Le Kulturstiftung des Bundes (Fondation Culturelle de l’État Fédéral), grâce au projet Tanzfonds Erbe, finance la réadaptation de pièces allemandes majeures, créées au 20e siècle. Jagd. Kampf. Rausch. de la chorégraphe Reinhild Hoffmann fait partie de la liste. Initialement prévue pour cinq acteurs et onze danseurs, la pièce fut présentée le 11 avril 1992 sous le nom de Zeche Eins dans une mine de Bochum. Le 21 octobre dernier elle s’est vue rebaptisée et remodelée pour les quatorze danseurs et danseuses (de talent !) du Tanztheater de Braunschweig. Une œuvre d’une actualité cinglante qui n’a rien perdu de sa pugnacité.

 

Reinhild Hoffmann, Jagd.Kampf.Rausch. © Bettina Stöss

 

Chasse, lutte, sacrifice : Reinhild Hoffmann cherche les corrélations entre rites et formes. Elle nous plonge au cœur de tragédies grecques en s’inspirant originellement de l’œuvre Orestie de l’auteur américain Robinson Jeffers (1887-1962). D’Ariane à Thésée, d’Électre à Oreste, en passant par Dyonisos et Penthée, les références aux mythes antiques parsèment cette trilogie où tous les héros, unisexes, sont affublés de costumes (signés Andrea Schmidt-Futterer) dont la couleur, notamment, rappelle les tenues de mineurs. Deux ampoules de chaque côté éclairent le carré de la scène, stérile. Deux protagonistes s’affairent : l’une, accroupie au-devant de la scène côté jardins, se nettoie les mains dans une bassine de sang ; l’autre, côté cours, se contorsionne avec exaltation.
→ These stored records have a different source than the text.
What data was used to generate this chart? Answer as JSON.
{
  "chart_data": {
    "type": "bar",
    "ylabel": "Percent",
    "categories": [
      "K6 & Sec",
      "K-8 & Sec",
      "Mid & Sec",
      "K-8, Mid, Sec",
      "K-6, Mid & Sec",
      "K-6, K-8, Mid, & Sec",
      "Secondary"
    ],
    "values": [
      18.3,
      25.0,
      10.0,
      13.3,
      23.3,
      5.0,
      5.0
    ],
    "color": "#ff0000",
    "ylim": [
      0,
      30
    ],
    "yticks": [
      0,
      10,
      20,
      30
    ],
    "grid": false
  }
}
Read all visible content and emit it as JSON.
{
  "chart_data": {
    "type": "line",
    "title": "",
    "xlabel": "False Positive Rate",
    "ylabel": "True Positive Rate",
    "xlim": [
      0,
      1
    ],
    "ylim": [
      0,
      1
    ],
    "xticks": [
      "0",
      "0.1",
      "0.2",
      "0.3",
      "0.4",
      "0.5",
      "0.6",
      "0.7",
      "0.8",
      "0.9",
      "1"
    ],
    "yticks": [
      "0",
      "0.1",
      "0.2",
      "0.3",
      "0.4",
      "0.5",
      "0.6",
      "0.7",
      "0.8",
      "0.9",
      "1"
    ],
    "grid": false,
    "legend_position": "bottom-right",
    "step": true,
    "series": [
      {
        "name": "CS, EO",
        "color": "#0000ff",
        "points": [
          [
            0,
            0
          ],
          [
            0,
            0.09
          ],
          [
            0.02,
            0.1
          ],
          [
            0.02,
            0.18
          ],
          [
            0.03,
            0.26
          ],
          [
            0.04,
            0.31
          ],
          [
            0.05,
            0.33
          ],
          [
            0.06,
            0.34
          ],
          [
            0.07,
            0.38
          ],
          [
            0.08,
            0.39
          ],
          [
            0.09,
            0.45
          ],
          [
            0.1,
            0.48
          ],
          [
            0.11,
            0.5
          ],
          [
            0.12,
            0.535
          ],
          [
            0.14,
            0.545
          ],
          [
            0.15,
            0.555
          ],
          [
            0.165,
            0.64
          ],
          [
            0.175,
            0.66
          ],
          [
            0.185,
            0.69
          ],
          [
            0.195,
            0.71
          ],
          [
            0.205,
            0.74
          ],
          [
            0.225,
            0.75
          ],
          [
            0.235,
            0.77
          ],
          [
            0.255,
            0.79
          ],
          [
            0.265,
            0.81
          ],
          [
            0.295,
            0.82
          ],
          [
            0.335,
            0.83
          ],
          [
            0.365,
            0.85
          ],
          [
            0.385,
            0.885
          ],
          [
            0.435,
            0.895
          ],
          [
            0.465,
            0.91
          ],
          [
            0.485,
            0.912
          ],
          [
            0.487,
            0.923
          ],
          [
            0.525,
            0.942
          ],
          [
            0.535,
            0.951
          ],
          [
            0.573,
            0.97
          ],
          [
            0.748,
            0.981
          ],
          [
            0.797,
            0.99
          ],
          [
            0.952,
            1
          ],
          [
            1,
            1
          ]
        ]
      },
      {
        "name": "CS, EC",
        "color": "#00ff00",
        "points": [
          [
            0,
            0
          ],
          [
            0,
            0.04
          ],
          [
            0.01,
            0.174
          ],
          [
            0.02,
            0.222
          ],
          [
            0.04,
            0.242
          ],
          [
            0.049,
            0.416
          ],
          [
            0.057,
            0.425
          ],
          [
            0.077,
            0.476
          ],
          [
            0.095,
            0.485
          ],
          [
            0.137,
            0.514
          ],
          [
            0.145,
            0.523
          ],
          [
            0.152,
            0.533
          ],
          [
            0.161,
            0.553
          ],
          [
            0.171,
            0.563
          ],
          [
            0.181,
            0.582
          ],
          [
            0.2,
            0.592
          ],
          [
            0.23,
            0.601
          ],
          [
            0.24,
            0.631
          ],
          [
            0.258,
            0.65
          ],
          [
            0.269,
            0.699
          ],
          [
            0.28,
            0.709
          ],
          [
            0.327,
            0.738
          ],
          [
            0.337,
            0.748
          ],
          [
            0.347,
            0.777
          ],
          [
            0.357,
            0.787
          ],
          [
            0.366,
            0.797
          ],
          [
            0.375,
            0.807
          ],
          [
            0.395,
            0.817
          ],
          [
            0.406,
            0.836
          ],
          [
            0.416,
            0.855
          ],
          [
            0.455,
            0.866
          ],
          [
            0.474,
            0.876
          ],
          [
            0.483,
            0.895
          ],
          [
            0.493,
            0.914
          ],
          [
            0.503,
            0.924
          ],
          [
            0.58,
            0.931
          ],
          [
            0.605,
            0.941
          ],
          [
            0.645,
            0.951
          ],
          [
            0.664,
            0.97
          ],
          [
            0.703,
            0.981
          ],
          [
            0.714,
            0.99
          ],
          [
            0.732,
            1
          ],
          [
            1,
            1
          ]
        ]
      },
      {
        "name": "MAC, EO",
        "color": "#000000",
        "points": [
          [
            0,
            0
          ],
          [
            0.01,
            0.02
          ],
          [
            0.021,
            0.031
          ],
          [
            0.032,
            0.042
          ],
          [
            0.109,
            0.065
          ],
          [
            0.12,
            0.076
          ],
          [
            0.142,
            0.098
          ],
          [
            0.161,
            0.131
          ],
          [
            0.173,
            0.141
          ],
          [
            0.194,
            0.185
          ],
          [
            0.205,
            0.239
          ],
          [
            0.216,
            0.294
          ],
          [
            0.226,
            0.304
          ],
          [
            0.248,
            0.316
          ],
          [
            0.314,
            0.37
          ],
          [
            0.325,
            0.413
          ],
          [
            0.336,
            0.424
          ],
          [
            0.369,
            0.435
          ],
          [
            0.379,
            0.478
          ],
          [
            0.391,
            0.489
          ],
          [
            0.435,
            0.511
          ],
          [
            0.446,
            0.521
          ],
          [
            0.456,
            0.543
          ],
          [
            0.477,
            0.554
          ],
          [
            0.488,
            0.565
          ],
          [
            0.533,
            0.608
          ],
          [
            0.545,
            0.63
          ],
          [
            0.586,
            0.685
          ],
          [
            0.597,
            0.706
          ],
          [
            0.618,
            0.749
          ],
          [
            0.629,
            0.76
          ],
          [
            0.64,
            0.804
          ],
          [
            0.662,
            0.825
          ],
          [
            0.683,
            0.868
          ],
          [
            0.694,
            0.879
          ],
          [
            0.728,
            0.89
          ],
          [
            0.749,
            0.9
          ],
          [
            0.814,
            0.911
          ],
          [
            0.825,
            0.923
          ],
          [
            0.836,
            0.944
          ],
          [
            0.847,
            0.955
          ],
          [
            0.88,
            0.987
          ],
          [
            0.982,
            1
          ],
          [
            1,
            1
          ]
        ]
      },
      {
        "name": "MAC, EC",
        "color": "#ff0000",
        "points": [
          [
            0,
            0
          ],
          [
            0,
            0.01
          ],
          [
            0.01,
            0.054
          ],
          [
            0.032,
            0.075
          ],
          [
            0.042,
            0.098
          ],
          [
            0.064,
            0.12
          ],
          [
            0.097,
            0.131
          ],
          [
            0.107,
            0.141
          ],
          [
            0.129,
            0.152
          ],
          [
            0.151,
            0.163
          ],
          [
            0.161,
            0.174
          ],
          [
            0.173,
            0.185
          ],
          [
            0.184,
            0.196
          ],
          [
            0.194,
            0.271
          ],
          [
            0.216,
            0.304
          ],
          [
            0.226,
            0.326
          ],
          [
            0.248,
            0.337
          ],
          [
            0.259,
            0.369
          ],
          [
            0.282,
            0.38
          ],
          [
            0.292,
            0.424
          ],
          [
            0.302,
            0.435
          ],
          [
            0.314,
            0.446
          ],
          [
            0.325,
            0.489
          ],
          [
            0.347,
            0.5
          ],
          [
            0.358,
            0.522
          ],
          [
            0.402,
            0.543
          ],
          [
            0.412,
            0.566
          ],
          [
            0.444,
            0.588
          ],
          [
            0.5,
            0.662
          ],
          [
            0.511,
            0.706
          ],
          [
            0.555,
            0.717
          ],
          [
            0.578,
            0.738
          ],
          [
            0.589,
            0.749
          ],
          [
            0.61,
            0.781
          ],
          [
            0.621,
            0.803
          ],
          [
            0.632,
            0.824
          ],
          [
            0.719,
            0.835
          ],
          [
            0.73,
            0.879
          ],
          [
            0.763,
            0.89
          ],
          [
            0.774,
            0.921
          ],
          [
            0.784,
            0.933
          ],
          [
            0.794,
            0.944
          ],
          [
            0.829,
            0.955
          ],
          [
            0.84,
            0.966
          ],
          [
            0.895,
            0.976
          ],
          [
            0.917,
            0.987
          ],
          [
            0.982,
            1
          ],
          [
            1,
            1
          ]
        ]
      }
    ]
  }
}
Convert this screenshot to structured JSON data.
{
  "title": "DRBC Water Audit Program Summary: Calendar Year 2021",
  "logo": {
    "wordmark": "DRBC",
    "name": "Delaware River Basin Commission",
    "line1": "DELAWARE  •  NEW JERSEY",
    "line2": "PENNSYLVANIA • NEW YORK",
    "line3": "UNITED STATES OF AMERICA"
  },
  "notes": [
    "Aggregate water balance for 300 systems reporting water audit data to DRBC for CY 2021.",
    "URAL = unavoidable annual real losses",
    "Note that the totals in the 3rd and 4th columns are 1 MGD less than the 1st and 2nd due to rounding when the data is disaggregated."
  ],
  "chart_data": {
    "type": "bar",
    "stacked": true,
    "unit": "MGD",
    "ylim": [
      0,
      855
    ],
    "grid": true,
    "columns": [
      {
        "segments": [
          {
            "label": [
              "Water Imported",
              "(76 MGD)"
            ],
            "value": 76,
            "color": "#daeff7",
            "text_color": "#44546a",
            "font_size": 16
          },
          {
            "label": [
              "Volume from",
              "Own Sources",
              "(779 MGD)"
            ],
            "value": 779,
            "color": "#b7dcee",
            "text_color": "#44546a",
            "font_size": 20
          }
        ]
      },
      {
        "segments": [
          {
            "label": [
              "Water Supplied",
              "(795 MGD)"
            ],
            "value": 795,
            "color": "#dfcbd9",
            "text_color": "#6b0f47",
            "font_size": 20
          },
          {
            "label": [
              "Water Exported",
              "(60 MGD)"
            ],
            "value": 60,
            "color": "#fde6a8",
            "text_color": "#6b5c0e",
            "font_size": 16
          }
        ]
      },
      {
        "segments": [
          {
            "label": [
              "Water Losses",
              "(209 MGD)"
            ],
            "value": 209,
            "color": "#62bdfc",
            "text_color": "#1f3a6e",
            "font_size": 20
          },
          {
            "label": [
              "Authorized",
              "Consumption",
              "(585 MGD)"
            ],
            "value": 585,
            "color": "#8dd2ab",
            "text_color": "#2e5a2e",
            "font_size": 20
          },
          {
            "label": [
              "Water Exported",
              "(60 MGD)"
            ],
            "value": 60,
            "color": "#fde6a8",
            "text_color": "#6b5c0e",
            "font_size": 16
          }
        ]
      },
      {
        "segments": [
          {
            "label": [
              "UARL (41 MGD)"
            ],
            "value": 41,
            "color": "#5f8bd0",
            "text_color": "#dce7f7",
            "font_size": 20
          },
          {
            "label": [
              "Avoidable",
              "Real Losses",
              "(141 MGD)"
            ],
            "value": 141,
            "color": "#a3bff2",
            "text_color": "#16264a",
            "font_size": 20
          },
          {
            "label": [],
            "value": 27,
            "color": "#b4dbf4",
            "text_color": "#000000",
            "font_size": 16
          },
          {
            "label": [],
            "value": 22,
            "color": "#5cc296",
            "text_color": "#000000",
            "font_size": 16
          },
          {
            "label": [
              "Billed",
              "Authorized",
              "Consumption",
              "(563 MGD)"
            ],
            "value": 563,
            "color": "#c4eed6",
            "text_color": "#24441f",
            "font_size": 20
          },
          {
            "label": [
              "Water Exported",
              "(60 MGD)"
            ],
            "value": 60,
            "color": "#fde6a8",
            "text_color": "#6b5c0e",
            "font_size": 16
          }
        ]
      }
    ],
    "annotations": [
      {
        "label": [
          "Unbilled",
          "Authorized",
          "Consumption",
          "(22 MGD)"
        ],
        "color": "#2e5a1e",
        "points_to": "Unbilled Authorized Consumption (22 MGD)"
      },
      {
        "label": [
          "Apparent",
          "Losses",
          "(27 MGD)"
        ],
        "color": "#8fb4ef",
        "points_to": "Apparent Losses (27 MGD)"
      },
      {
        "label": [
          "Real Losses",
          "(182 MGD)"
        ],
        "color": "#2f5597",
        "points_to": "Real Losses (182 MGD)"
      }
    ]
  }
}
L’espace va se remplir peu à peu d’autres êtres, emmenés pour quelques-uns sur les épaules de leurs compagnons. Machinalement, certains descendent de la galerie de fond de scène quand d’autres apparaissent des coulisses ou des portes d’entrée du public. Chacun d’entre eux, armé d’une lance, va prendre le temps de se positionner dos au sol, tête vers le public, en effectuant, à tour de rôle, le même enchaînement de mise à terre. Fin ou renaissance ? L’ambiance est pesante, le combat se prépare, rythmé par un beat répétitif allant crescendo : tambours de guerre, battements de cœur, pulsion de vie. S’en suit un ensemble fusionnel, d’une imbrication géométrique saisissante. Le rythme s’accélère. Une danseuse se jette sur une toile blanche et y esquisse sauvagement un taureau de ses mains ensanglantées. Les lignes se courbent, se joignent et se dispersent, entre symétrie et leitmotiv. Au final, les lances sont violemment plantées dans un lopin de terre. Les danseurs se dispersent.

 

Reinhild Hoffmann, Jagd.Kampf.Rausch. © Bettina Stöss

 

Sur la galerie, Ariane (charismatique Alice Baccile), vêtue d’une toge féminine, tisse lentement un fil interminable. Une ribambelle de personnes la suivent, avancent et reculent, poings et mains liés par le fil. La scène se répète, de plus en plus fréquemment. En bas, deux danseurs se préparent pour un duel manichéen. Le minotaure, armé de pierres, déblaie la terre du lopin quand Thésée emprunte un bout de fil pour mieux se guider dans ce labyrinthe étranger. Le premier s’enduit de suie, le second de craie. Le pire reste à venir. Le son de l’orgue retentit. Le minotaure gît à terre.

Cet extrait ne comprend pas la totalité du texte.